Despite fiscal constraints, the Centre is likely to provide Rs 12,200 crore from the Budget — half of it this fiscal and the balance in the next year — to retire 40% of the Rs 30,000-crore working capital debt of Air India.
Despite fiscal constraints, the Centre is likely to provide Rs 12,200 crore from the Budget — half of it this fiscal and the balance in the next year — to retire 40% of the Rs 30,000-crore working capital debt of Air India. As a precursor to this, the debt — not backed by assets — will be shifted to a special purpose vehicle (SPV). The SPV will service the balance debt of Rs 17,800 crore through monetisation of the carrier’s assorted assets. Another Rs 25,000 crore of AI debt, which are backed by aircraft assets, would be serviced by the carrier itself.
The whole exercise is expected to make AI more attractive in the eyes of potential suitors when the sale takes place in two-three years, sources privy to the formulation of the latest package told FE. These proposals would soon be vetted by the Cabinet, sources added.
The government had to drop a plan to privatise the debt-trapped national carrier due to lack of investor interest. In order to service part of debt, the government-owned SPV would try to monetise the national carrier’s non-core assets including four subsidiaries, land and buildings along with artefacts. Besides, the SPV could also raise extra-budgetary resources (EBRs) to service the debt. The idea is to reduce the immediate burden on the exchequer.
After the takeover of the working capital debt, AI won’t receive any further budgetary support except the remaining `2,000 crore equity infusion under an ongoing turnaround plan (TAP), an official said. After failing to find a buyer for the airline earlier this year, the Centre has decided to first recast debt and monetise non-core assets before privatising AI and AI Express together.
Given that AI had borrowed Rs 55,000 crore with an average interest cost of nearly 9%, the debt transfer from its books would give nearly Rs 2,700-crore annual relief to the carrier from the next financial year. AI will also tighten its belt to prune costs and service of the residual debt of Rs 25,000 crore by improving operational efficiency and cutting wage costs.
AI’s interest cost stood at Rs 4,235 crore in FY17, while it reported a loss of Rs 5,765 crore. The airline’s losses may shoot up in FY19 as costs of aviation fuel have gone up by 35-40% in the past one year. With cash crunch likely to continue due to rising fuel costs, the Centre might either infuse or arrange additional loans of Rs 2,000 crore in FY19 to help AI service loans and pay salary. The additional budget support in FY19 would mean the government’s Rs 30,231-crore equity infusion under a 10-year turnaround and financial restructuring plan will come to an end two years ahead of the schedule in FY21. AI has received an equity infusion of `28,175 crore till date, including Rs 1,630 crore so far this fiscal.

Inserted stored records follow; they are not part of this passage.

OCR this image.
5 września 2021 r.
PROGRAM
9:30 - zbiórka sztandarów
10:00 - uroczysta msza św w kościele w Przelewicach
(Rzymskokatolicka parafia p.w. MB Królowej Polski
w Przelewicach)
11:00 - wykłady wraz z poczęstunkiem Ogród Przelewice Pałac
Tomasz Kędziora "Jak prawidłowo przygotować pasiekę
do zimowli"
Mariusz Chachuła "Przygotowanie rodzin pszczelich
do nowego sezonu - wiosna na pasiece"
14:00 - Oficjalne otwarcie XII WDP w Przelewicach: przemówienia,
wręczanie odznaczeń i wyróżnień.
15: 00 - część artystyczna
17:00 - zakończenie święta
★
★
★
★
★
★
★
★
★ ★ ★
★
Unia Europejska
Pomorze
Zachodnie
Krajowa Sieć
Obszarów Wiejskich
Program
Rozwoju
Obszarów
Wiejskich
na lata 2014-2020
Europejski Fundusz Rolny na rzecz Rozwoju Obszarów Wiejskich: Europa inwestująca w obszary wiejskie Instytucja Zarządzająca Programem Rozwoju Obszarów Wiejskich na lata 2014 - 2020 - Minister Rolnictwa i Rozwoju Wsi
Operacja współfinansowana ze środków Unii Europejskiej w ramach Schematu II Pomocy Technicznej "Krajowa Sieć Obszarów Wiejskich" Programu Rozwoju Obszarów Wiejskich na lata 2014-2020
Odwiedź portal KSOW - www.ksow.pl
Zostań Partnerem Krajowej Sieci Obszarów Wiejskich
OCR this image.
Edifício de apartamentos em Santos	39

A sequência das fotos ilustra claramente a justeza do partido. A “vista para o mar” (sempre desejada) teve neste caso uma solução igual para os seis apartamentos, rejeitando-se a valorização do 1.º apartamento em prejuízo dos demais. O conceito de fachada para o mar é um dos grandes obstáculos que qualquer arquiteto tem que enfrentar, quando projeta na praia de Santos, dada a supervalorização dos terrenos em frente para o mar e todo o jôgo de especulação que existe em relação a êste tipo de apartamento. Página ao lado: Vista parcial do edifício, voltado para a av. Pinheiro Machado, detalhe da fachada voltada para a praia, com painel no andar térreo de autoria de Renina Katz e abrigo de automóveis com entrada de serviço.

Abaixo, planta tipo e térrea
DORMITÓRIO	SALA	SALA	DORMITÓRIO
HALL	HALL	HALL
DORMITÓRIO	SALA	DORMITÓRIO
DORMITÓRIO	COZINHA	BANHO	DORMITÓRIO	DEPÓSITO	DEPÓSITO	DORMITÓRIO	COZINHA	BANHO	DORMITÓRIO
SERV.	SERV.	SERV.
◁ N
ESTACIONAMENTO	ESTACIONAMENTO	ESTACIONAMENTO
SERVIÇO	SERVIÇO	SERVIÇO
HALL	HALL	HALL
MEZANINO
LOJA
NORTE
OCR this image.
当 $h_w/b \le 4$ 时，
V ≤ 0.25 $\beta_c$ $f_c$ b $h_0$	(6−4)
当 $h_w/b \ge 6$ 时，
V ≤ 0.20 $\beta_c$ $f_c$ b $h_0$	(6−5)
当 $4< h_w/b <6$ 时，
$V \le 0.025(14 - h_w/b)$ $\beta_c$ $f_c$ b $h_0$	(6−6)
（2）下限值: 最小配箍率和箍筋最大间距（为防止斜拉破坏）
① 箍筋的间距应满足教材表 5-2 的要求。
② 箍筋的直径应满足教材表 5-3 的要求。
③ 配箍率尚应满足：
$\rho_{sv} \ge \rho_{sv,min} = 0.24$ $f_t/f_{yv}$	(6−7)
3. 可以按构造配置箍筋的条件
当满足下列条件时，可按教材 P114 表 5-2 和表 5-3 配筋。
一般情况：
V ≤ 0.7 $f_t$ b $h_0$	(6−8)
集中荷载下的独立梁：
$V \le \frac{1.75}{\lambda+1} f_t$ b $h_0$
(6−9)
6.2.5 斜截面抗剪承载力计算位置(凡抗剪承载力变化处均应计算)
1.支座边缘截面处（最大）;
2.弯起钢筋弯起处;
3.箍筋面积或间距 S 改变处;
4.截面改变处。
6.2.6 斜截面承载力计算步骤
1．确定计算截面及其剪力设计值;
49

Under the new plan, AI might be given two-three years to turn around before it is divested, another official said. The carrier’s other assets include wholly owned subsidiaries AIESL (which is involved in the maintenance, repair and overhaul of engines and airframe) and Hotel Corporation of India which will be transferred to the SPV. The SPV will also hold the AI headquarters in New Delhi, housing complex in Santa Cruz, apart from other land and buildings owned, leased, licensed or possessed by AI. Air India, AI Express and Air India Singapore Airport Terminal Services will be sold together later. In June this year, the government called off the proposed sale of 76% stake in AI after no buyer showed interest.